The first room was actually a good one in which to stage my silent sit-in, it containing a number of superb shots from a 1948 assignment in Portugal. The photos detailed two different areas: one selection dealing with rural beach folk, the men all dressed in patchwork harlequin pantaloons, the other featuring a seemingly well-to-do couple. Of the more bucolic snaps, a pair featuring an elderly woman enveloped in a dark shroud were the most interesting. For a man whose final professional project would see him meticulously recreate New York City on an English soundstage, it is curious how much the beach looks like a film set, the sand glittering as if sprinkled with tiny light-catching gems by the art department, the sheen of the sea looking like an immobile sheet of foil, and the sketchy streaks in the sky resembling a matte painting.
Of the pictures of the couple, two stand out.
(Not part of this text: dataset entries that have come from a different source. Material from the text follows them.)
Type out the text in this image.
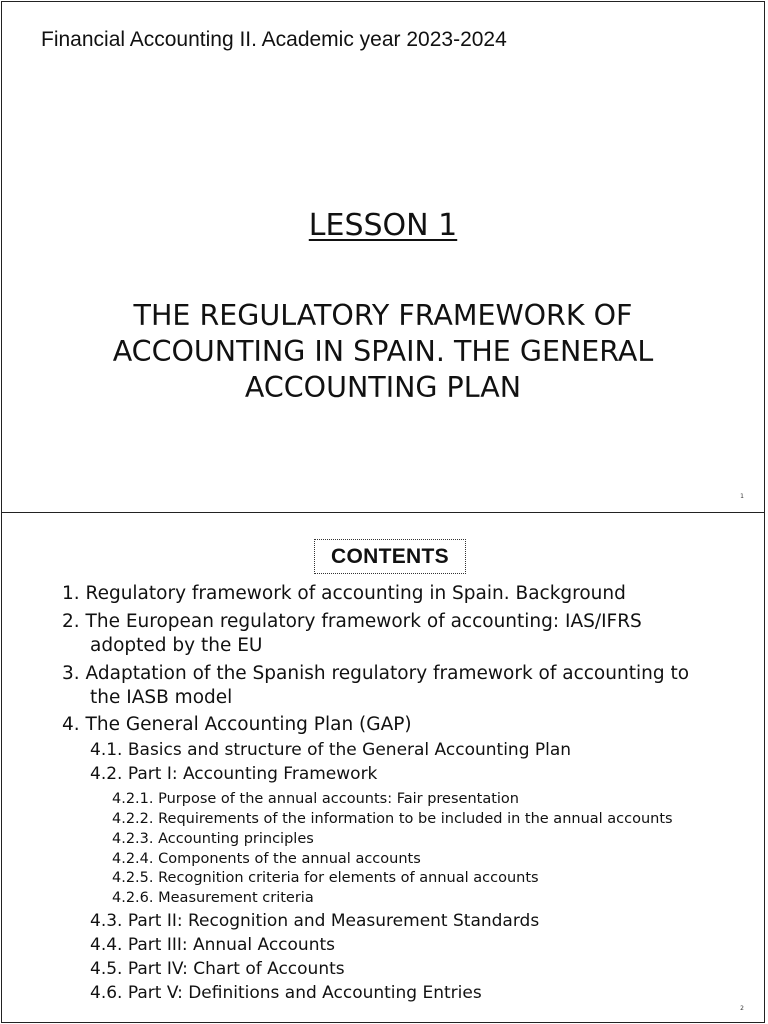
Financial Accounting II. Academic year 2023-2024
LESSON 1
THE REGULATORY FRAMEWORK OF ACCOUNTING IN SPAIN. THE GENERAL ACCOUNTING PLAN
1
CONTENTS
1. Regulatory framework of accounting in Spain. Background
2. The European regulatory framework of accounting: IAS/IFRS
adopted by the EU
3. Adaptation of the Spanish regulatory framework of accounting to
the IASB model
4. The General Accounting Plan (GAP)
4.1. Basics and structure of the General Accounting Plan
4.2. Part I: Accounting Framework
4.2.1. Purpose of the annual accounts: Fair presentation
4.2.2. Requirements of the information to be included in the annual accounts
4.2.3. Accounting principles
4.2.4. Components of the annual accounts
4.2.5. Recognition criteria for elements of annual accounts
4.2.6. Measurement criteria
4.3. Part II: Recognition and Measurement Standards
4.4. Part III: Annual Accounts
4.5. Part IV: Chart of Accounts
4.6. Part V: Definitions and Accounting Entries
2
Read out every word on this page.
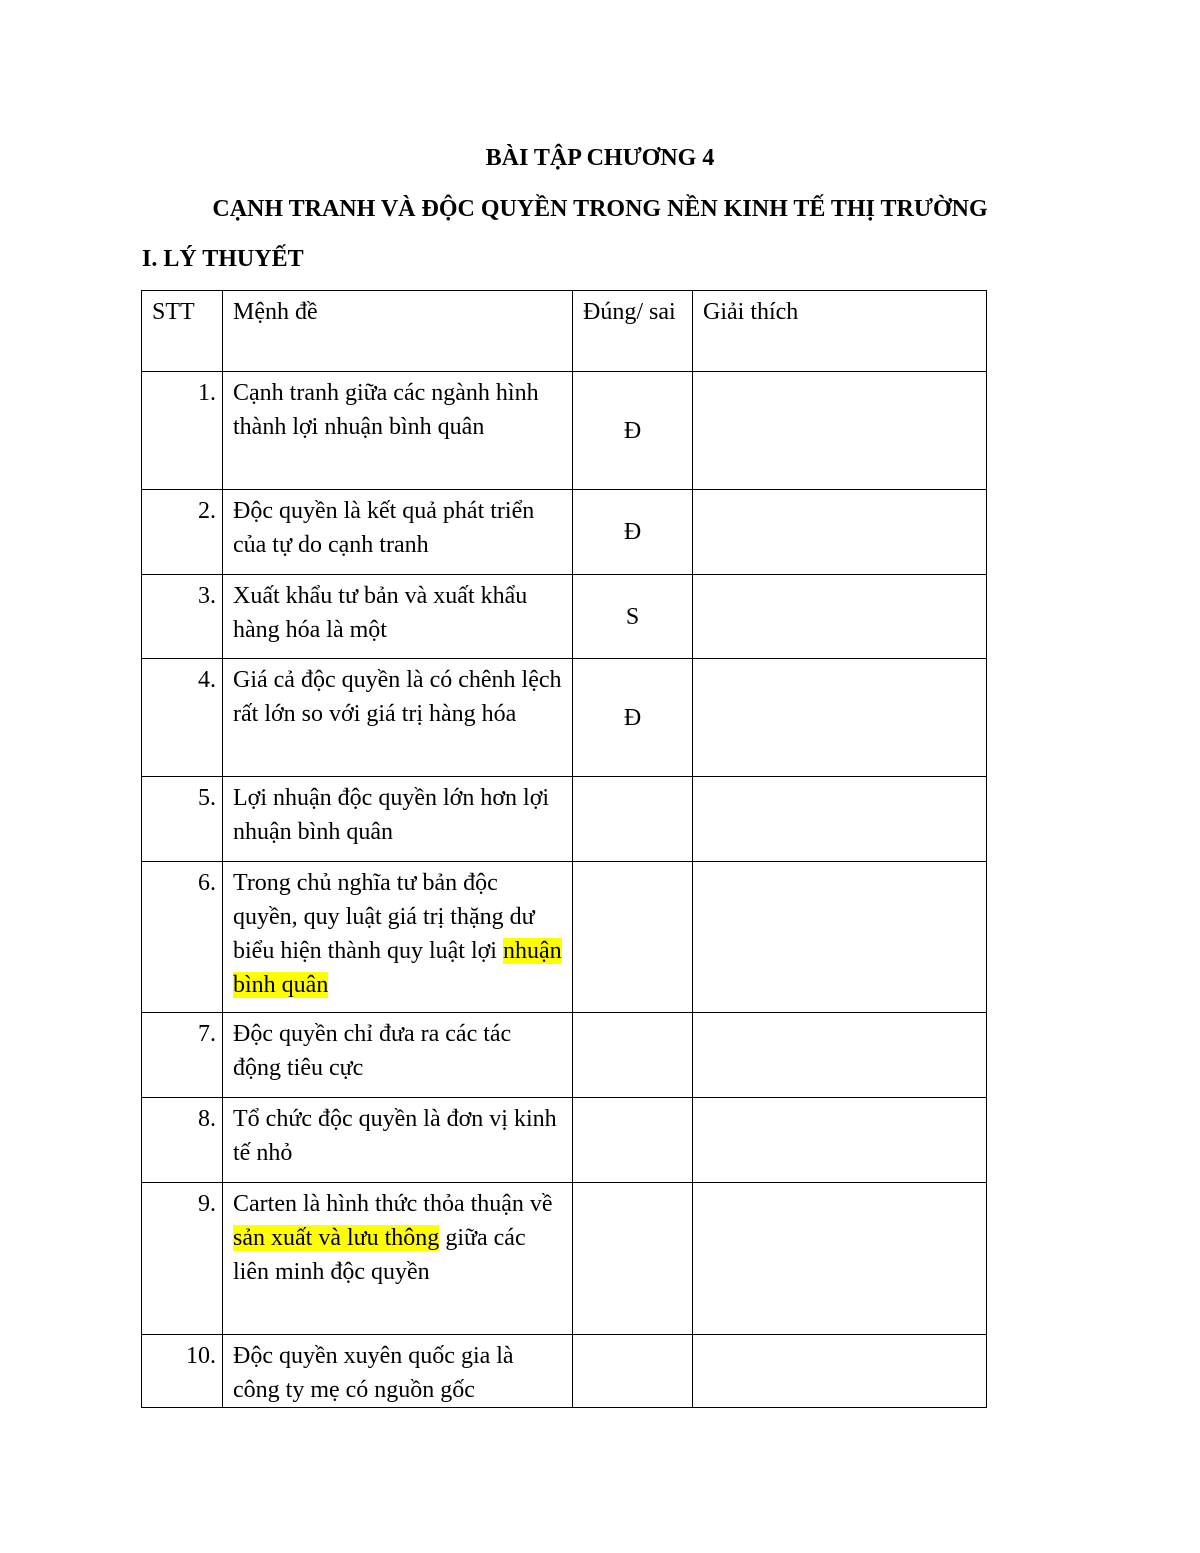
BÀI TẬP CHƯƠNG 4
CẠNH TRANH VÀ ĐỘC QUYỀN TRONG NỀN KINH TẾ THỊ TRƯỜNG
I. LÝ THUYẾT
STT	Mệnh đề	Đúng/ sai	Giải thích
1.	Cạnh tranh giữa các ngành hình thành lợi nhuận bình quân	Đ	
2.	Độc quyền là kết quả phát triển của tự do cạnh tranh	Đ	
3.	Xuất khẩu tư bản và xuất khẩu hàng hóa là một	S	
4.	Giá cả độc quyền là có chênh lệch rất lớn so với giá trị hàng hóa	Đ	
5.	Lợi nhuận độc quyền lớn hơn lợi nhuận bình quân		
6.	Trong chủ nghĩa tư bản độc quyền, quy luật giá trị thặng dư biểu hiện thành quy luật lợi nhuận bình quân		
7.	Độc quyền chỉ đưa ra các tác động tiêu cực		
8.	Tổ chức độc quyền là đơn vị kinh tế nhỏ		
9.	Carten là hình thức thỏa thuận về sản xuất và lưu thông giữa các liên minh độc quyền		
10.	Độc quyền xuyên quốc gia là công ty mẹ có nguồn gốc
A hotel room scene could almost be mistaken for a still from Kubrick's 1956 heist drama The Killing, depicting as it does the man stood up in shirtsleeves, phone pressed to his ear, while the woman lounges naked on the bed, a sheet wrapped round her to preserve her modesty, a plume of cigarette smoke emerging upwards from the 'O' formed by her lips. Another photograph of the same two captures them walking down a cobbled village street and being confronted by a pair of young girls in floral dresses, pressed shoulder to shoulder like the ghostly twins from The Shining (a chilling creation which famously took direct inspiration from another photograph, Identical Twins by Diane Arbus).
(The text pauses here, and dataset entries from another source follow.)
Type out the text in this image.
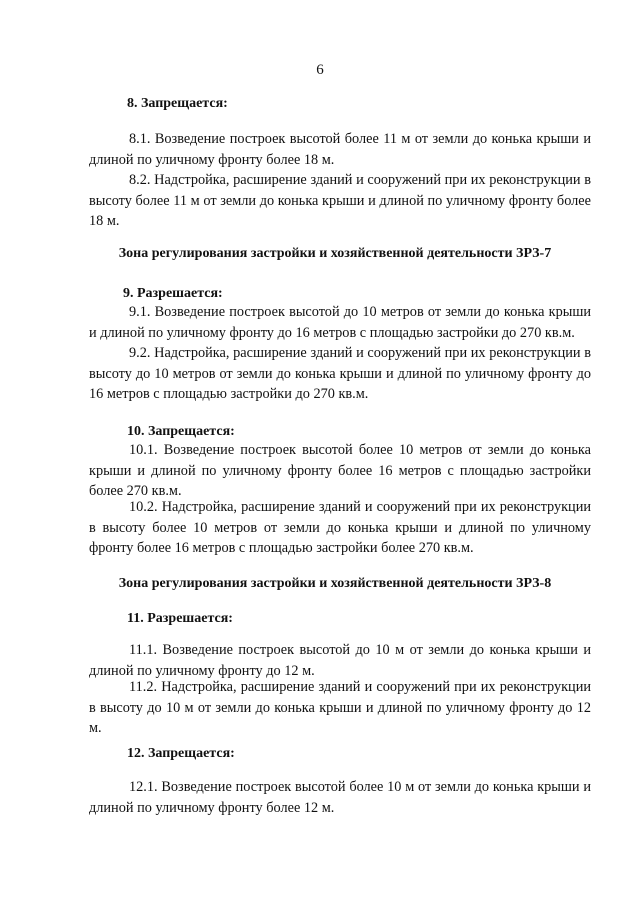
6
8. Запрещается:
8.1. Возведение построек высотой более 11 м от земли до конька крыши и длиной по уличному фронту более 18 м.
8.2. Надстройка, расширение зданий и сооружений при их реконструкции в высоту более 11 м от земли до конька крыши и длиной по уличному фронту более 18 м.
Зона регулирования застройки и хозяйственной деятельности ЗРЗ-7
9. Разрешается:
9.1. Возведение построек высотой до 10 метров от земли до конька крыши и длиной по уличному фронту до 16 метров с площадью застройки до 270 кв.м.
9.2. Надстройка, расширение зданий и сооружений при их реконструкции в высоту до 10 метров от земли до конька крыши и длиной по уличному фронту до 16 метров с площадью застройки до 270 кв.м.
10. Запрещается:
10.1. Возведение построек высотой более 10 метров от земли до конька крыши и длиной по уличному фронту более 16 метров с площадью застройки более 270 кв.м.
10.2. Надстройка, расширение зданий и сооружений при их реконструкции в высоту более 10 метров от земли до конька крыши и длиной по уличному фронту более 16 метров с площадью застройки более 270 кв.м.
Зона регулирования застройки и хозяйственной деятельности ЗРЗ-8
11. Разрешается:
11.1. Возведение построек высотой до 10 м от земли до конька крыши и длиной по уличному фронту до 12 м.
11.2. Надстройка, расширение зданий и сооружений при их реконструкции в высоту до 10 м от земли до конька крыши и длиной по уличному фронту до 12 м.
12. Запрещается:
12.1. Возведение построек высотой более 10 м от земли до конька крыши и длиной по уличному фронту более 12 м.
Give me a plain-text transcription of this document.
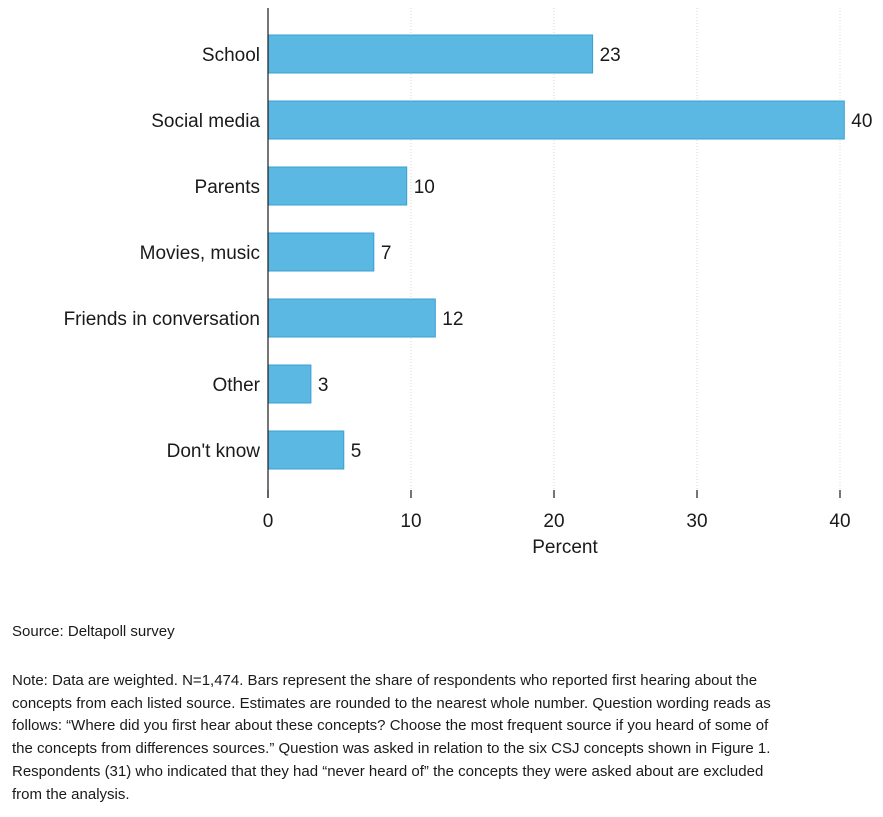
School	23
Social media	40
Parents	10
Movies, music	7
Friends in conversation	12
Other	3
Don't know	5
0	10	20	30	40
Percent
Source: Deltapoll survey
Note: Data are weighted. N=1,474. Bars represent the share of respondents who reported first hearing about the concepts from each listed source. Estimates are rounded to the nearest whole number. Question wording reads as follows: “Where did you first hear about these concepts? Choose the most frequent source if you heard of some of the concepts from differences sources.” Question was asked in relation to the six CSJ concepts shown in Figure 1. Respondents (31) who indicated that they had “never heard of” the concepts they were asked about are excluded from the analysis.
The pleasures are more sporadic around much of the rest of the exhibition. I was very taken with a fantastical bit of framing in one of a series of stills based around a circus. In a juxtaposition that could have graced René Clair's Dada scenester short, Entr'acte, we see a man in suit, hat and tie in the foreground, hand up to his mouth as if hailing a cab on a Manhattan street corner, while in the open air behind him a topless cyclist is traversing a tightrope, balance beam clutched in his hands, two female acrobats dangling from each of his wheels.
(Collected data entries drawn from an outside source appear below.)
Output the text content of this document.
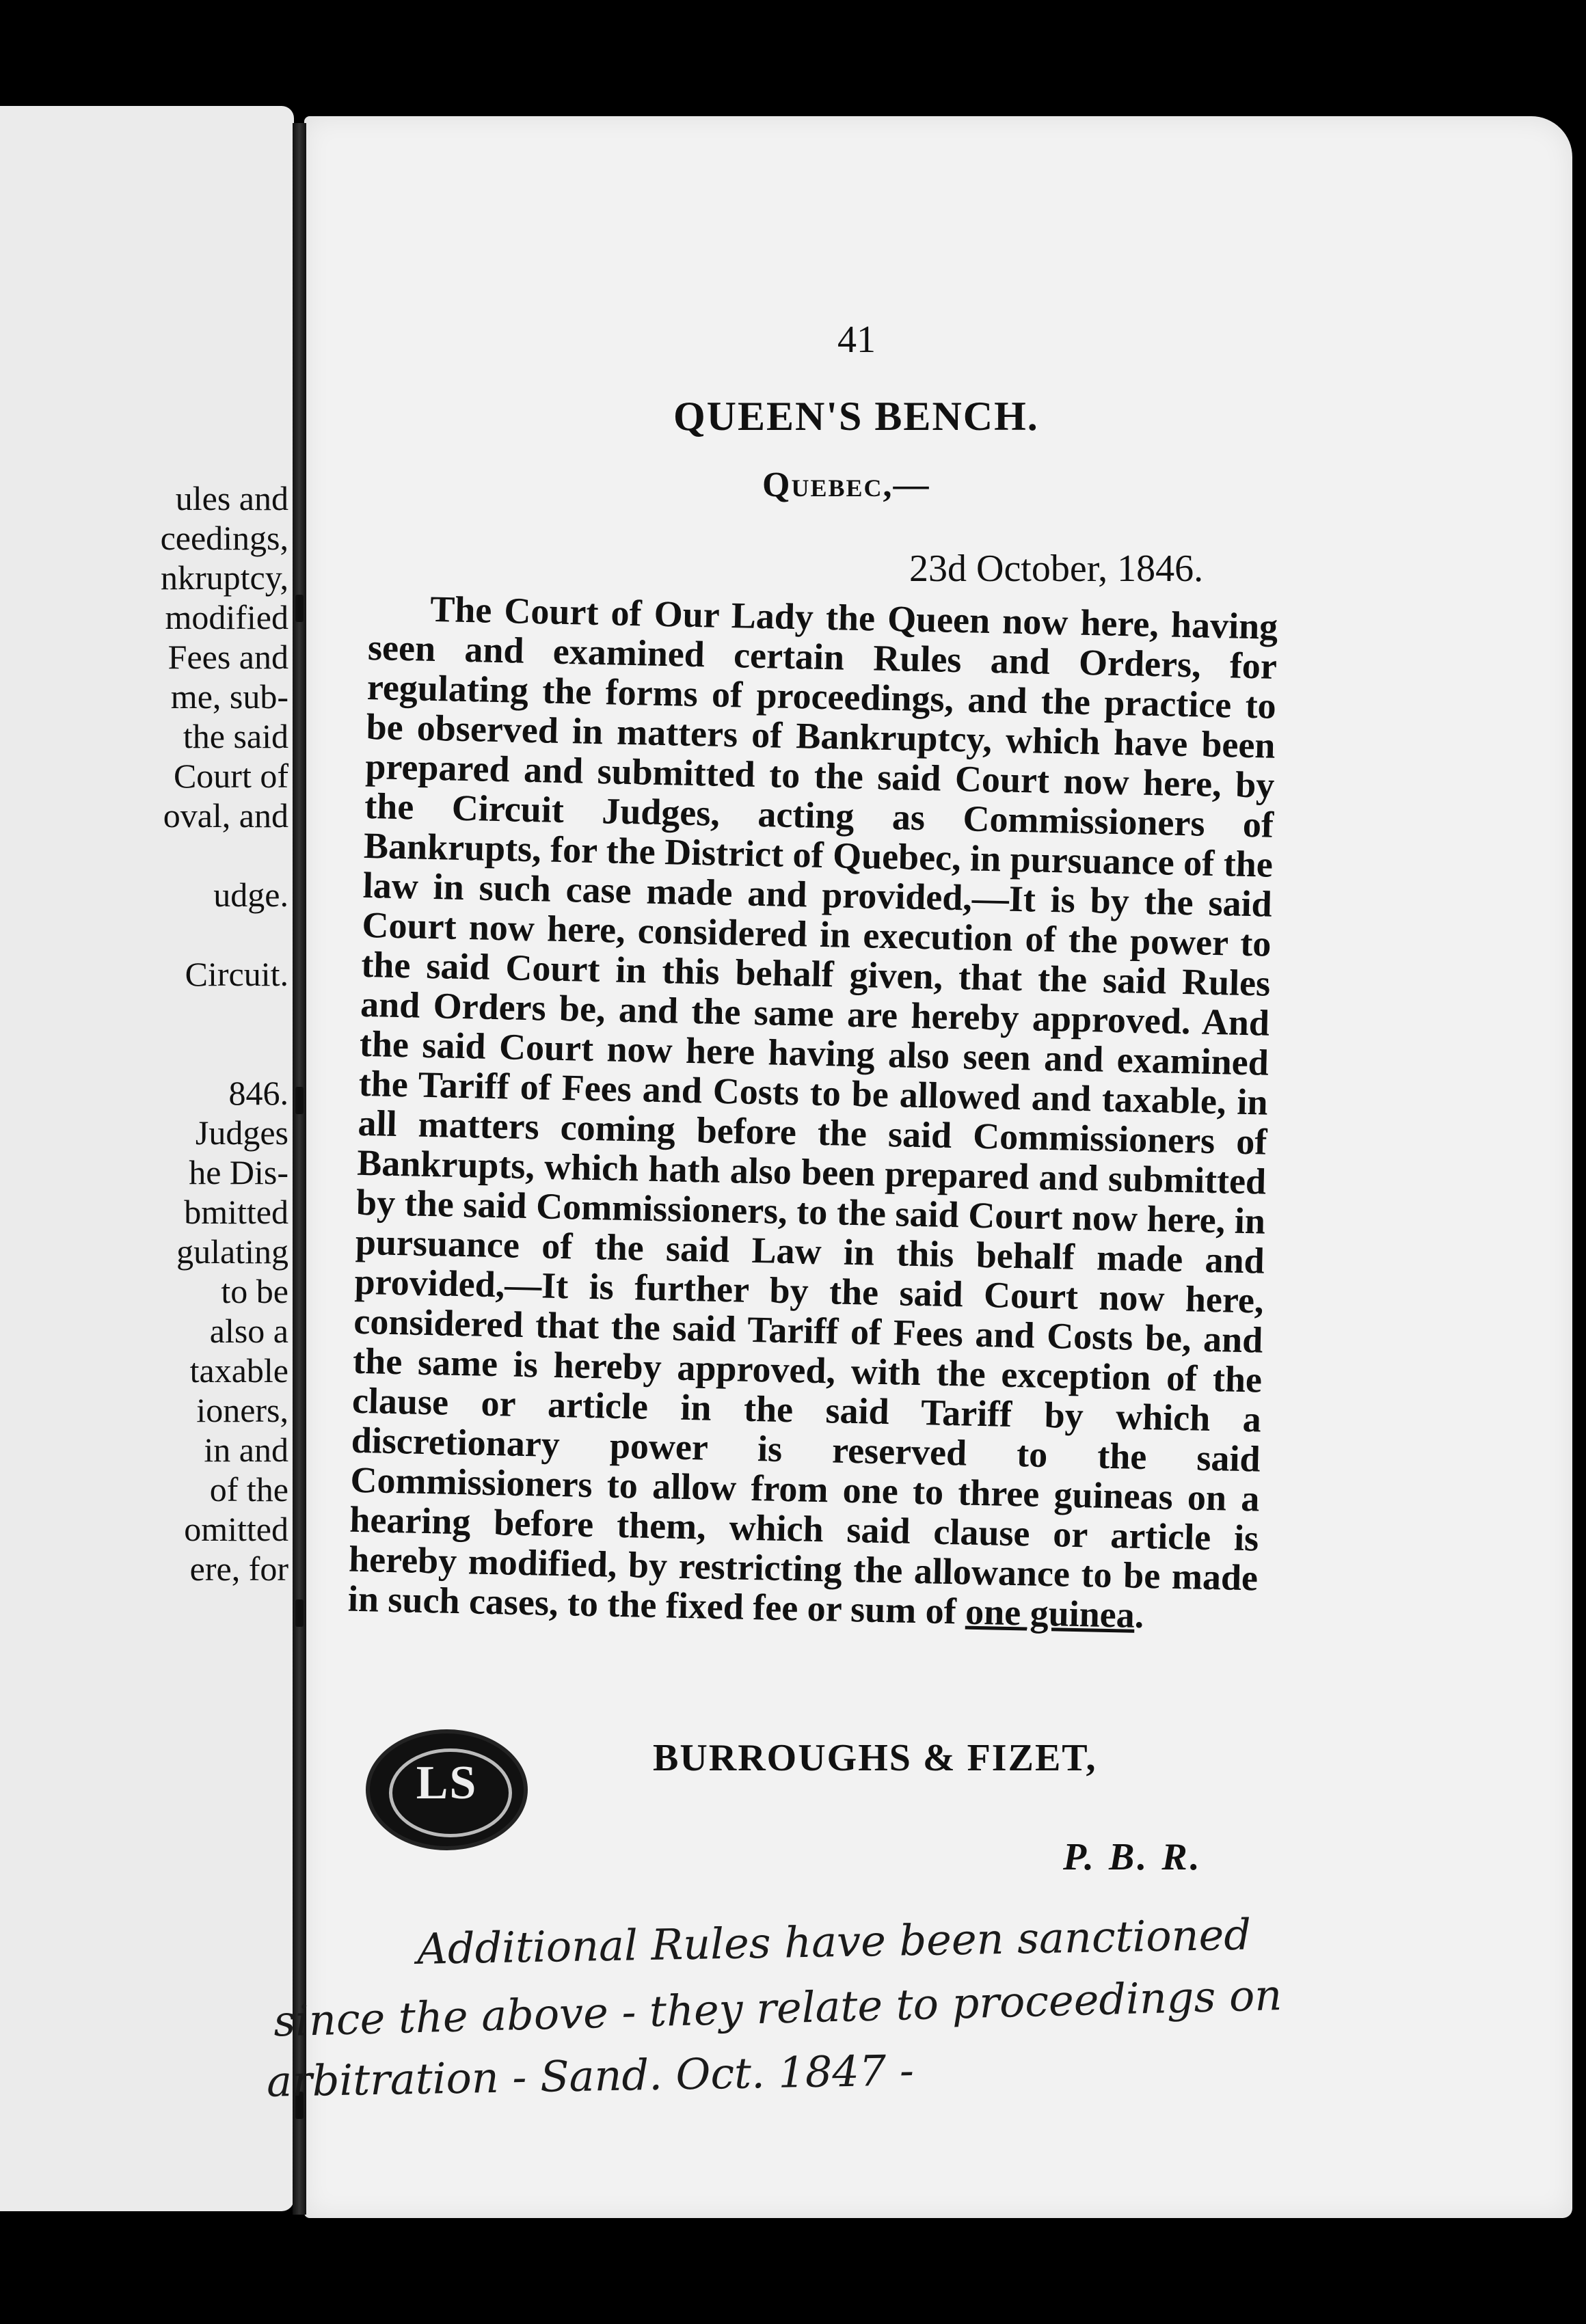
ules and
ceedings,
nkruptcy,
modified
Fees and
me, sub-
the said
Court of
oval, and
udge.
Circuit.
846.
Judges
he Dis-
bmitted
gulating
to be
also a
taxable
ioners,
in and
of the
omitted
ere, for
41
QUEEN'S BENCH.
Quebec,—
23d October, 1846.

The Court of Our Lady the Queen now here, having seen and examined certain Rules and Orders, for regulating the forms of proceedings, and the practice to be observed in matters of Bankruptcy, which have been prepared and submitted to the said Court now here, by the Circuit Judges, acting as Commissioners of Bankrupts, for the District of Quebec, in pursuance of the law in such case made and provided,—It is by the said Court now here, considered in execution of the power to the said Court in this behalf given, that the said Rules and Orders be, and the same are hereby approved. And the said Court now here having also seen and examined the Tariff of Fees and Costs to be allowed and taxable, in all matters coming before the said Commissioners of Bankrupts, which hath also been prepared and submitted by the said Commissioners, to the said Court now here, in pursuance of the said Law in this behalf made and provided,—It is further by the said Court now here, considered that the said Tariff of Fees and Costs be, and the same is hereby approved, with the exception of the clause or article in the said Tariff by which a discretionary power is reserved to the said Commissioners to allow from one to three guineas on a hearing before them, which said clause or article is hereby modified, by restricting the allowance to be made in such cases, to the fixed fee or sum of one guinea.

LS	BURROUGHS & FIZET,
P. B. R.
Additional Rules have been sanctioned
since the above - they relate to proceedings on
arbitration - Sand. Oct. 1847 -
Fascinating too is the pictorial chronicle Kubrick fashions from a sojourn to Columbia University, a visit made in May 1948. What is most arresting is the contrast the then-19-year-old photographer establishes across his series of snapshots between the curiously juvenile traditions and pastimes of this old money establishment and its position at the forefront of research into freshly-harnessed forces that had seemed the stuff of science fiction only a few years previously. On the one hand, we see the camp of the stage productions, a young man in Wee Willy Winky nightgown, a woman astride a Roman chariot, and the bristling eroticism of the wrestling team, rows and rows of bare backs enshrining the knot of limbs on the mat. On the other, we see the shot of Columbia physicists standing in front of their four-million volt cyclotron particle accelerator, it looking every bit like an example of the Krell alien machinery used but barely comprehended by Walter Pidgeon's doomed scientist, Morbius, in Forbidden Planet.
With such simple-minded silliness and almost cosmic power in so close a proximity to one another, is it too fanciful to imagine that Kubrick's decision a decade-and-a-half later to amend Peter George's Red Alert from downbeat doomsday warning to the merciless black comedy of Dr. Strangelove was in some small way influenced by this odd dichotomy captured in his photographs of Columbia? Something to ponder perhaps, though not for me today. Nope, it's back to movie-reviewing duty. Now, when's that next aquabus due?